Women in Utah fought against this move. They were considerably upset when something seen as a right of all citizens was taken away from them. Emily Tanner Richards formed the Women’s Suffrage Association and became the spokesperson for suffrage. She gave speeches, attended rallies, wrote letters and worked closely with Susan B. Anthony in the fight for the right to vote. Suffrage wasn’t just a woman’s issue. Emily’s husband, Franklin advocated for women to be granted the right to vote. During the Constitutional Convention in 1895, he was vocal in his support. He stated “So I say that if the price of statehood is the disfranchisement of one half of the people; if our wives, and mothers, and daughters, are to be accounted either unworthy or incapacitated to exercise the rights and privileges of citizenship, then, however precious the book may be, it is not worth the price demanded, and I am content to share with them the disabilities of territorial vassalage till the time shall come, as it will come in the providence of God, when all can stand side by side on the broad platform of human equality, of equal rights, and of equal capacity.”
Suffrage was an issue that crossed religious boundaries. In Weber County, Kate Hilliard was very active in the movement. She fought side by side with Emily Richards in the Women’s Suffrage Association. As an ardent Socialist, Kate fought for the rights of the lesser. She was proud to be from Ogden and be a part of the county that sent the first petition for suffrage to the Constitutional Convention.
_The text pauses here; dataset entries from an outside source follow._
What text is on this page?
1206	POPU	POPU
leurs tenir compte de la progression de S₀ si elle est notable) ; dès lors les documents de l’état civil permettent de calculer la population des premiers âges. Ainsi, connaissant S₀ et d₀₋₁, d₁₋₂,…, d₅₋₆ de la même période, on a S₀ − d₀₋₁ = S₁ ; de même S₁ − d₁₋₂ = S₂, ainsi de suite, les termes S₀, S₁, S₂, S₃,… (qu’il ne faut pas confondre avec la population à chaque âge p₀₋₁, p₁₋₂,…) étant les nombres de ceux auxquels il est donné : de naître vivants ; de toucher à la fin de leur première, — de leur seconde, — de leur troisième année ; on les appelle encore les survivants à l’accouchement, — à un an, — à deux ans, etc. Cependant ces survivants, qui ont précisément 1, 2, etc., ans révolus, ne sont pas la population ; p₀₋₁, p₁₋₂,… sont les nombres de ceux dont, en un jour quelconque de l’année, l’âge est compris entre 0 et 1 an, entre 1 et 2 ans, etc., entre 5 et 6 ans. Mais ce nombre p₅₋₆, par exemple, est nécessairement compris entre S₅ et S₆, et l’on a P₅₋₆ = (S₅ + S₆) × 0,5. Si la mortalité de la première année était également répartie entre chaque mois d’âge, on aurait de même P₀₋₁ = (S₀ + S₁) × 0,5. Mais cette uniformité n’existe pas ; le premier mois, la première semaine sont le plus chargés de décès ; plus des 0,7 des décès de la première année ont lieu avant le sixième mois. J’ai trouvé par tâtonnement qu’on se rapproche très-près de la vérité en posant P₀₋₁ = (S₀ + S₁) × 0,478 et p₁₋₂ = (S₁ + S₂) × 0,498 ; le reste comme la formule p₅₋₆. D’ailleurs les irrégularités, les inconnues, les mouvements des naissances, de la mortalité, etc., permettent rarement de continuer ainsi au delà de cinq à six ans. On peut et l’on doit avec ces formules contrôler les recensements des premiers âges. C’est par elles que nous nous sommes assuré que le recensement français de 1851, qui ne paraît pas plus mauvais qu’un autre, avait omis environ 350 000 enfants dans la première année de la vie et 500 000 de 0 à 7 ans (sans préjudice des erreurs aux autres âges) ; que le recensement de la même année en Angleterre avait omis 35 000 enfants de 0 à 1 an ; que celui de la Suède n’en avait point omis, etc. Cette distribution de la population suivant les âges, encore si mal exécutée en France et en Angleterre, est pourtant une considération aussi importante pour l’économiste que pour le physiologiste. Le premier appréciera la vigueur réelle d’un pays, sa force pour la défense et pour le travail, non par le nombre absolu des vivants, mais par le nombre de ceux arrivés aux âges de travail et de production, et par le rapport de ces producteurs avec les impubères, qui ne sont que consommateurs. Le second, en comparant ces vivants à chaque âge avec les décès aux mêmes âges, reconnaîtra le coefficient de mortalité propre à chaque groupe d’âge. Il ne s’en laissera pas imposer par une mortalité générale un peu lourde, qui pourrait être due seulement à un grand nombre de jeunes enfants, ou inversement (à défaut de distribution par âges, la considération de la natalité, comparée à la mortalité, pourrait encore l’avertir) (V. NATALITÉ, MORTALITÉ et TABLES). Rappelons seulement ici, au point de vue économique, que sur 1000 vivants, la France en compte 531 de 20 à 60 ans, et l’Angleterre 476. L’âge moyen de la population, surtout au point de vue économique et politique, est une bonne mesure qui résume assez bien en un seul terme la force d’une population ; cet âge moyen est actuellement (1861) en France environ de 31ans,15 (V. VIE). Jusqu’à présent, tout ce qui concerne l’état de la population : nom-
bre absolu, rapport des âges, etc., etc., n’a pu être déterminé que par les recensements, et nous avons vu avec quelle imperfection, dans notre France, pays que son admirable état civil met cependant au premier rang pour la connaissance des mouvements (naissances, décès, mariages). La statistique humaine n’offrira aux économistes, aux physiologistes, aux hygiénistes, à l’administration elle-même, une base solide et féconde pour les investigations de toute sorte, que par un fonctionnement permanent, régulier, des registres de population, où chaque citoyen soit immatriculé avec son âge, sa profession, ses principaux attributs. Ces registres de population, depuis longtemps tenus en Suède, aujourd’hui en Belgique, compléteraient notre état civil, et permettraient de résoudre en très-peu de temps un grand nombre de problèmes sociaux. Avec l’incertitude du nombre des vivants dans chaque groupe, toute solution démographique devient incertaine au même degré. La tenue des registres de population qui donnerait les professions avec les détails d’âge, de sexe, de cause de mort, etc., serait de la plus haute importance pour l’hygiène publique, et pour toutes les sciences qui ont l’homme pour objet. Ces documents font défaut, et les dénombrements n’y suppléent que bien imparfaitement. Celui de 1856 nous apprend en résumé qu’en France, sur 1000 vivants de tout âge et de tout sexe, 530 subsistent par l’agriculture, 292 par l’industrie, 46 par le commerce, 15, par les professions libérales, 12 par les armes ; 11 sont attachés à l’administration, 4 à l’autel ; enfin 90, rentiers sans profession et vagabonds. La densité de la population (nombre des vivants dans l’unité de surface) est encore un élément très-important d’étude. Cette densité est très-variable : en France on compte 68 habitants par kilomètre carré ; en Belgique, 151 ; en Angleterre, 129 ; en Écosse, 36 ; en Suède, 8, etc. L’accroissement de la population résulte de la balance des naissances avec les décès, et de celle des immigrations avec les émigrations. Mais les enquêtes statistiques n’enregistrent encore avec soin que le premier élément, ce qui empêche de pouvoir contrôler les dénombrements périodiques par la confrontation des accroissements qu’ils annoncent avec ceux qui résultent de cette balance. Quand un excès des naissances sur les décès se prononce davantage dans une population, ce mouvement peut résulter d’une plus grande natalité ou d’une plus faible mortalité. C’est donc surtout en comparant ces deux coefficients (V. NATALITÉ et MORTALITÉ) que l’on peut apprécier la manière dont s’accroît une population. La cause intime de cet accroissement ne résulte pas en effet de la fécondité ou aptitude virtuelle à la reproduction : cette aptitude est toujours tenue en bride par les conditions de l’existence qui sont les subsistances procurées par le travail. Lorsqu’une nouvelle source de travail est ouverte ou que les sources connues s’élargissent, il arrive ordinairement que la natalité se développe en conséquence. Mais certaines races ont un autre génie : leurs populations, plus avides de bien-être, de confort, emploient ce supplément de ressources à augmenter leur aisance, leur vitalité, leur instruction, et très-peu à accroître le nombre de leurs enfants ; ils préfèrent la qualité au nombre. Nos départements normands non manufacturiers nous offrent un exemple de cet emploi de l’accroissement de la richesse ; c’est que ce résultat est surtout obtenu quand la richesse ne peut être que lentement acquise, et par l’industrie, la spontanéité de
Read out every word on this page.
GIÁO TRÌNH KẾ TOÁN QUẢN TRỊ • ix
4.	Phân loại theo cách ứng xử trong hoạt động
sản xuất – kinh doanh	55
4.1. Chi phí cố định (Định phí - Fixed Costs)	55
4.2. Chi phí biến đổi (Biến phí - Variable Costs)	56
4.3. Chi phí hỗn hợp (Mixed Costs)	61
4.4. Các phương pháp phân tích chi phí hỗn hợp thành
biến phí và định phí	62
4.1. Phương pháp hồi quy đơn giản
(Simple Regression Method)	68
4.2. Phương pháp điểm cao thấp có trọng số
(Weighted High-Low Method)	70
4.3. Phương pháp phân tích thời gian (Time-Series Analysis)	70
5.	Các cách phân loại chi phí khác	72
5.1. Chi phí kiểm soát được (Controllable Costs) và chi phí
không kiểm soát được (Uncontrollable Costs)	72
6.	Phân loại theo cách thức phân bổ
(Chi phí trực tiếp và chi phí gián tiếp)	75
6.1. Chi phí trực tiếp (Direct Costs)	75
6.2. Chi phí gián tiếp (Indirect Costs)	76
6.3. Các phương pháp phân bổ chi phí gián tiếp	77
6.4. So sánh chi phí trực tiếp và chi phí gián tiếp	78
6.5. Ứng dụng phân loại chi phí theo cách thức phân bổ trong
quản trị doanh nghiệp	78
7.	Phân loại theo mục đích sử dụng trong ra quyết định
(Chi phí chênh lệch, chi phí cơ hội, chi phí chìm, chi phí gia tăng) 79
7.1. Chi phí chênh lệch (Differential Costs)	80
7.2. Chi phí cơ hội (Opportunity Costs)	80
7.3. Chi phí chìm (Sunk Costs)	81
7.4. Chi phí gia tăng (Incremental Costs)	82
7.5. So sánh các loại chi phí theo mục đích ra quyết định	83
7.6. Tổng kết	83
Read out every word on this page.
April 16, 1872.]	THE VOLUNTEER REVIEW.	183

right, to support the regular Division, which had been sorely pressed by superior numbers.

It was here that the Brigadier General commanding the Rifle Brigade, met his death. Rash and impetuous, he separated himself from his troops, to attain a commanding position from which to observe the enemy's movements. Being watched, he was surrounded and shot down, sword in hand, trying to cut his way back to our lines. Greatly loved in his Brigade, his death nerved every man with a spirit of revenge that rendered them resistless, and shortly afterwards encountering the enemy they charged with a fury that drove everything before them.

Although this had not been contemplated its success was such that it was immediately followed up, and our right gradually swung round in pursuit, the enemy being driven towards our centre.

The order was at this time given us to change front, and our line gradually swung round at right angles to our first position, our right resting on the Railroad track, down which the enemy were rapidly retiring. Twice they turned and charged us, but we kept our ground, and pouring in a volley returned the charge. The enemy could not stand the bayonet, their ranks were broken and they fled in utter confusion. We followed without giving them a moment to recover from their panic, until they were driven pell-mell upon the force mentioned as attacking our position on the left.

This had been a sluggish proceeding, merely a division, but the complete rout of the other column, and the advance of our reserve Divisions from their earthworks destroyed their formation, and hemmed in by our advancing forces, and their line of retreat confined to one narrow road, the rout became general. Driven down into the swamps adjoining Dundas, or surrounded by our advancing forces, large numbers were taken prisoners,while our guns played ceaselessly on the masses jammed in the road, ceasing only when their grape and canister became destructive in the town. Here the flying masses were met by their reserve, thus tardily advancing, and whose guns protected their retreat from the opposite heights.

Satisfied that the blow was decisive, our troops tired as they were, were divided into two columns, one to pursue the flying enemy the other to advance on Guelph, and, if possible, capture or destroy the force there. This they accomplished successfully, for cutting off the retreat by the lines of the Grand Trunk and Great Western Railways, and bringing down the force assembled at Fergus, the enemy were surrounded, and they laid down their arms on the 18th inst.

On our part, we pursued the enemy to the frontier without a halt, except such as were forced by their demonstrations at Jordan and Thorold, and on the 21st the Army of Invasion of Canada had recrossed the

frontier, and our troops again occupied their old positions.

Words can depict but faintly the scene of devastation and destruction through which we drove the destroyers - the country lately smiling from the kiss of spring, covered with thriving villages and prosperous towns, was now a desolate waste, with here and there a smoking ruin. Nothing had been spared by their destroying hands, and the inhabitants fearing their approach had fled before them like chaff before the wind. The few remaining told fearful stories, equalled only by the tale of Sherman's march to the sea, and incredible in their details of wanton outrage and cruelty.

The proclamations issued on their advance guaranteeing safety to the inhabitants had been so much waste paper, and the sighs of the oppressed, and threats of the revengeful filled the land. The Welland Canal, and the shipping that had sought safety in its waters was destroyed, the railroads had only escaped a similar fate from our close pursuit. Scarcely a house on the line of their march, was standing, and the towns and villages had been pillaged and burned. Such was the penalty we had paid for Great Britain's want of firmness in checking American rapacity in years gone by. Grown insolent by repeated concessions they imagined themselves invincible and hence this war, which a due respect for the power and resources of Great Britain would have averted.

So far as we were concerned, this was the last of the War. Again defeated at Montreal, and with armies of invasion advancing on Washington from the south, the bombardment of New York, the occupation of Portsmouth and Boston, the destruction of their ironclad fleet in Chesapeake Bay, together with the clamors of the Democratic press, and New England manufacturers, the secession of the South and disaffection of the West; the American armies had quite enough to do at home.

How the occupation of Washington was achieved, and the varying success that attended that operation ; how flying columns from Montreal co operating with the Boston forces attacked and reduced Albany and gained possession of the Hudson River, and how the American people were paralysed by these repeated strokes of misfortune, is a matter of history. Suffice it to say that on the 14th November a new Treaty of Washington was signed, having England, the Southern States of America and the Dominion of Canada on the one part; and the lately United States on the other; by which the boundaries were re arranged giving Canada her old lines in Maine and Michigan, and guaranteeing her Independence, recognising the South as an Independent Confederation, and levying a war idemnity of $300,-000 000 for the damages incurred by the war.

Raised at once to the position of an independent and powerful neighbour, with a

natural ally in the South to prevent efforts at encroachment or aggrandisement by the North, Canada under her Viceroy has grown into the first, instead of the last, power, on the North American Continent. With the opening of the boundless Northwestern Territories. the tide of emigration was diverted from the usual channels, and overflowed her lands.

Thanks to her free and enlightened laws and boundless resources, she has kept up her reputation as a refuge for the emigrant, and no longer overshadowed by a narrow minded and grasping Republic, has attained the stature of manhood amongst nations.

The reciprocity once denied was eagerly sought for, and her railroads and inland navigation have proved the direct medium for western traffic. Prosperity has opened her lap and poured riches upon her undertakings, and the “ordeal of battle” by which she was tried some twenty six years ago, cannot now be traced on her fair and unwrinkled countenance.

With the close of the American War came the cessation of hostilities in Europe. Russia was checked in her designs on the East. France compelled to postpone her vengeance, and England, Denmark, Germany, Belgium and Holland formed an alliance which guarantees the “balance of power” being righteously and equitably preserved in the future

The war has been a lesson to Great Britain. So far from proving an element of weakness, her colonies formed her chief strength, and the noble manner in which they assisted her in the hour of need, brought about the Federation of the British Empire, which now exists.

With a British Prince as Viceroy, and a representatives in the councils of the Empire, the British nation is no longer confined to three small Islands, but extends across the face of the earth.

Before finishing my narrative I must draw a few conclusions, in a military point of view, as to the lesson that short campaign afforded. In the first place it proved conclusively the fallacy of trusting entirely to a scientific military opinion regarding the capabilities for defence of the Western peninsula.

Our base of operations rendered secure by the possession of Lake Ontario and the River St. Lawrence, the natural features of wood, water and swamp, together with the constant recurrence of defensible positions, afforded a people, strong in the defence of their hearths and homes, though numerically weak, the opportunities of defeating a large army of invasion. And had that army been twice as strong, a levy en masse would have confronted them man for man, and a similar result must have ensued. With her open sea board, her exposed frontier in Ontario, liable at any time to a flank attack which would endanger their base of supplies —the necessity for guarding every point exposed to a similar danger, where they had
During a meeting with Susan B. Anthony, she proclaimed “It was stated in the Constitutional Convention that the first gun that was fired for suffrage came from Weber County, the first petition came from there, and we are here now to ratify what our members have done for us.”
The fight was finally won in 1895, when the Utah State Constitution stated that “The rights of citizens of the State of Utah to vote and hold office shall not be denied or abridged on account of sex. Both male and female citizens of this state shall enjoy equally all civil, political, and religious rights and privileges.” The women of Utah continued to fight for suffrage for all women in the United States. They served as examples of how women used their voice and right to vote to better themselves and others around them.